My machine uses a router for the spindle, so router bits are a acceptable choice


----------



## rnubee (Aug 2, 2017)

I think that all CNC Bits of the same shape will be exactly the same length, and size within .001”, if one goes bad in a cut, you can change to a new one bit without resetting everything.


----------



## rkaligian (Jan 22, 2011)

I look at cutters as being in one of two "categories." The first category is pretty much typical ball and flat end mills. The second category is everything else including V cutters, round-overs etc.

For the common flat and ball mills, I only purchase carbide as well as I only use "long" cutters. I feel the best and most economical place to get these are through Your Carbide Cutting Tool Source. They stock all the common diameters and carry both the regular and long lengths in flat and ball. They are quick to ship and I have found the products to be very high in quality.

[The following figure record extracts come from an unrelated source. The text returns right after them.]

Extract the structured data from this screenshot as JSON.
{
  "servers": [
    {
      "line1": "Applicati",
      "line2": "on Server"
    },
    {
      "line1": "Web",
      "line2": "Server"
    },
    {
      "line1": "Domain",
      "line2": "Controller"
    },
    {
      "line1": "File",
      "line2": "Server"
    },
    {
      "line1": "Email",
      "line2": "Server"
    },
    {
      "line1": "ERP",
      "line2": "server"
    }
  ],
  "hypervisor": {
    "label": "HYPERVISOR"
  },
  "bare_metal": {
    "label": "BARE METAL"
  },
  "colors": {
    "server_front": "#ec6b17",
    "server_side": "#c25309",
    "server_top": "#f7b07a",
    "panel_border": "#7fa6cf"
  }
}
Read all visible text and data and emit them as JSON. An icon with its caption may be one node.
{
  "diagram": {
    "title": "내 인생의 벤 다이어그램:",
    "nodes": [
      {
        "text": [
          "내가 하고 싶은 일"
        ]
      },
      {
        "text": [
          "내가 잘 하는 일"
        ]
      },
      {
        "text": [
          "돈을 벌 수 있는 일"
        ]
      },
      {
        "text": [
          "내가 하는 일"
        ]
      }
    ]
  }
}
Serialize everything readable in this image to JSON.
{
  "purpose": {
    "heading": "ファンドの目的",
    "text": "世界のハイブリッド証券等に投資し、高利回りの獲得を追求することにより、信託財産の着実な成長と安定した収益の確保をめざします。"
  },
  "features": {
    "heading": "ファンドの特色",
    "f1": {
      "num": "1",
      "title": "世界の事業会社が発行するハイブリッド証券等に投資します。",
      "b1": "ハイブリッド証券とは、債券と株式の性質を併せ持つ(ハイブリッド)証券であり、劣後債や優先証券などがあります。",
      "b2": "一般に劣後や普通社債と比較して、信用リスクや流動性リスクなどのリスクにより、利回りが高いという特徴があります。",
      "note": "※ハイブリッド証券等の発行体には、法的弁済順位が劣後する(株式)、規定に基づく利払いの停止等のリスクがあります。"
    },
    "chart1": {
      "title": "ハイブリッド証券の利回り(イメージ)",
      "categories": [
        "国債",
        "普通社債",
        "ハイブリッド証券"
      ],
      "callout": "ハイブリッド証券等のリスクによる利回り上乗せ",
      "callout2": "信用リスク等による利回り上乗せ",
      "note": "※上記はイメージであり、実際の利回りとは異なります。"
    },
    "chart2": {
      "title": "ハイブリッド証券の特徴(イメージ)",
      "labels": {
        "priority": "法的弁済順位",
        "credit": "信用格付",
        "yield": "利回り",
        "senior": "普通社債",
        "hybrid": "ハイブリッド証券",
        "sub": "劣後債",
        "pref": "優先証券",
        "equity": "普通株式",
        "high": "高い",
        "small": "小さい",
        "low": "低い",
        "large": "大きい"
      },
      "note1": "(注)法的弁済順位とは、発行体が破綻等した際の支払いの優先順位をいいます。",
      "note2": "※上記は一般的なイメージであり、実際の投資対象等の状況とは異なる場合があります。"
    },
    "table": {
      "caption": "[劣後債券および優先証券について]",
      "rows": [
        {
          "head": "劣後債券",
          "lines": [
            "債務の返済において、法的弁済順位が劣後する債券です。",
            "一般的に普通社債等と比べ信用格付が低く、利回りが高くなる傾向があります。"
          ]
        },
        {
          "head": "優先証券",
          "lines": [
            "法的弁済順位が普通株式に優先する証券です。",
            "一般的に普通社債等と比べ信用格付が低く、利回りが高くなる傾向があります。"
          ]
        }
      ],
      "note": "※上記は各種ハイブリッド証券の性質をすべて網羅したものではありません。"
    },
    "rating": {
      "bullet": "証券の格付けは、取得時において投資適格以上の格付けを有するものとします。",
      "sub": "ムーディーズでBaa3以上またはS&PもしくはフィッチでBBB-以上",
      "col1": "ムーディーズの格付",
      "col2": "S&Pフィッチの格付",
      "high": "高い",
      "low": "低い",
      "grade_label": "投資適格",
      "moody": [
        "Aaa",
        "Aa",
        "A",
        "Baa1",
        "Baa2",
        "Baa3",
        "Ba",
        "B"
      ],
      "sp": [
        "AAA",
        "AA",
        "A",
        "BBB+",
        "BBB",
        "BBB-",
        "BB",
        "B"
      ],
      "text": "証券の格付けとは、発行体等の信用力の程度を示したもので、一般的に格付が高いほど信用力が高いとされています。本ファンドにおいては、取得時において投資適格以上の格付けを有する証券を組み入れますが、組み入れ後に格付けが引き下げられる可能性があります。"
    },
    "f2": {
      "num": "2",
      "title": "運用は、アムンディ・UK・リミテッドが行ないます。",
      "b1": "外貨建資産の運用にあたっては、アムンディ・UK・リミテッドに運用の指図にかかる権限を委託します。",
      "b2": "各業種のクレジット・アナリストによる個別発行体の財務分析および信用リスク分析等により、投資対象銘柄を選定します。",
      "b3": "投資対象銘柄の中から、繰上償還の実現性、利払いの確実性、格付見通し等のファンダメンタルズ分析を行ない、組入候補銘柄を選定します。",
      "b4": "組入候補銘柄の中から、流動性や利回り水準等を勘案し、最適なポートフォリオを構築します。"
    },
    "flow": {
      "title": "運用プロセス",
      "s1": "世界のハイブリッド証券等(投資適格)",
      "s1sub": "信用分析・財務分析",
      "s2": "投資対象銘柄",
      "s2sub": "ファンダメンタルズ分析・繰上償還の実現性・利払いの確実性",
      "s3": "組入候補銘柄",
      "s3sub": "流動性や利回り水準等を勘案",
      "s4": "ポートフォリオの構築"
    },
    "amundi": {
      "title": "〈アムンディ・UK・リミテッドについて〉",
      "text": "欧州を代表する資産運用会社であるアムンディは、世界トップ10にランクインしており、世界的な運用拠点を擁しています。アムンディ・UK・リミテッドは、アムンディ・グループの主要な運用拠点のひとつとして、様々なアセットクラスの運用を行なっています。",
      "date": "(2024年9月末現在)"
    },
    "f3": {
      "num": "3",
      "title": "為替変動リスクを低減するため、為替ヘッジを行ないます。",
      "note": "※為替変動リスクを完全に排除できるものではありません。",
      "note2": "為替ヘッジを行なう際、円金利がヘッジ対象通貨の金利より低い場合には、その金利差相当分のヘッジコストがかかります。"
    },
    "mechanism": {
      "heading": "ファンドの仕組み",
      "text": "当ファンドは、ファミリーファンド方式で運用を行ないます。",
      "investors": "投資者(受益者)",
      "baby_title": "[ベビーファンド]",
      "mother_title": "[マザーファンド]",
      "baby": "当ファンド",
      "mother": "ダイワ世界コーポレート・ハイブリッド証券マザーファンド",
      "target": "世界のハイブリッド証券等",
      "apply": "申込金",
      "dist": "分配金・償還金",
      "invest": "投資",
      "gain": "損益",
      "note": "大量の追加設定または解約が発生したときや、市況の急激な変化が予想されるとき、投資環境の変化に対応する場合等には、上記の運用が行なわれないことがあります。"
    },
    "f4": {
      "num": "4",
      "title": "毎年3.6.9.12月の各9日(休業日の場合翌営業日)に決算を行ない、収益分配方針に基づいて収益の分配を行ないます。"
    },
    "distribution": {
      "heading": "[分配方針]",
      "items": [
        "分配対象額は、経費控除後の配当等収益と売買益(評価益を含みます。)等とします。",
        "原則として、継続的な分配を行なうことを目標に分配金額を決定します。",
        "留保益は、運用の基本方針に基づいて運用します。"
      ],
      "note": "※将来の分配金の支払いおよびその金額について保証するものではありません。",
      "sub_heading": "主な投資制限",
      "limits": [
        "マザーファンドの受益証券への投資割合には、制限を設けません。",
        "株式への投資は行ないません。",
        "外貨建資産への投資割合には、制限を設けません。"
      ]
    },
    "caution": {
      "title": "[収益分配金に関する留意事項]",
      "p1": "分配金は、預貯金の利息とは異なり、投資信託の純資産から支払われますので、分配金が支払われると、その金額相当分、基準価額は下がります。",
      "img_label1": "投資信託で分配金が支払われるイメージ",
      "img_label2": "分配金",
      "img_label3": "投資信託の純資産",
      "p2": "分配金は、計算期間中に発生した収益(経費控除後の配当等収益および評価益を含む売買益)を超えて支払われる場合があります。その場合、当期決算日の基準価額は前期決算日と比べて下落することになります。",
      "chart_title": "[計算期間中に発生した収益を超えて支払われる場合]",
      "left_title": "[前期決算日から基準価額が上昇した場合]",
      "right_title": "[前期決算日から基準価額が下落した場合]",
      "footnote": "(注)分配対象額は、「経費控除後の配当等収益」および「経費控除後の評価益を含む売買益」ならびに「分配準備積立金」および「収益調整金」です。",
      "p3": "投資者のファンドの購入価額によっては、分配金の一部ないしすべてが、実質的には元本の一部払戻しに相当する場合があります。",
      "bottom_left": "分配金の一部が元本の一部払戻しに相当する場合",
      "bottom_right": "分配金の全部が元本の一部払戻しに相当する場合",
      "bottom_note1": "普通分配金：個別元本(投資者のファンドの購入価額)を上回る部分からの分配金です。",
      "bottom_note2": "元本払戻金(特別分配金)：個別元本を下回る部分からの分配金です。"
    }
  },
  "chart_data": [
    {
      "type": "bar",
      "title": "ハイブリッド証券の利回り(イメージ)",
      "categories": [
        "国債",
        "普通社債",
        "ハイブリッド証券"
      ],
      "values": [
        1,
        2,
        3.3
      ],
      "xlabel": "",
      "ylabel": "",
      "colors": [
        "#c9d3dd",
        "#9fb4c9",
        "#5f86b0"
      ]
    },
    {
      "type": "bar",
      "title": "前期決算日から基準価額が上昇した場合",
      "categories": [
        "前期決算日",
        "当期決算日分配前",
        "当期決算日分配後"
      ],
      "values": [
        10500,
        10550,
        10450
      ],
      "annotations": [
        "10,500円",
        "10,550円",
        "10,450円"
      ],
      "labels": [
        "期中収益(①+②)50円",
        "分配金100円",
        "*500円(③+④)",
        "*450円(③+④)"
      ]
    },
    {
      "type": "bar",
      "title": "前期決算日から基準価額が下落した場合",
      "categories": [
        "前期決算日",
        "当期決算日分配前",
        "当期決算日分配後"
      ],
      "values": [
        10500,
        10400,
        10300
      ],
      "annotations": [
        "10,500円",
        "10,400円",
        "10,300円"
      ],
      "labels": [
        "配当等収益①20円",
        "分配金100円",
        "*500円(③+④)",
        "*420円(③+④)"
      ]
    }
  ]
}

For the second category of cutters I have found various sources online including Amazon, MLCS, Think and Tinker, Rockler, Woodworkers Supply, etc., etc. For those that "poo-poo" MLCS, I have been using their products for over 30 years and have not had a bad experience yet. Just my opinion, FWIW...


----------



## SplinteredDave (Nov 9, 2017)

For most of my bits I will use Whiteside or Freud. For some cheap 1/8" endmills I just get the Chinese 10-packs off Amazon or from DrillMan on eBay. I have purchased some specialty endmills from Tools Today and often go there for information/education


----------



## 4DThinker (Feb 16, 2014)

Bit manufacturers realize that some bits sell mostly to CNC users. Tiny ball end bits for 3D work is one example. If you use it on your CNC, then it is a CNC router bit.


----------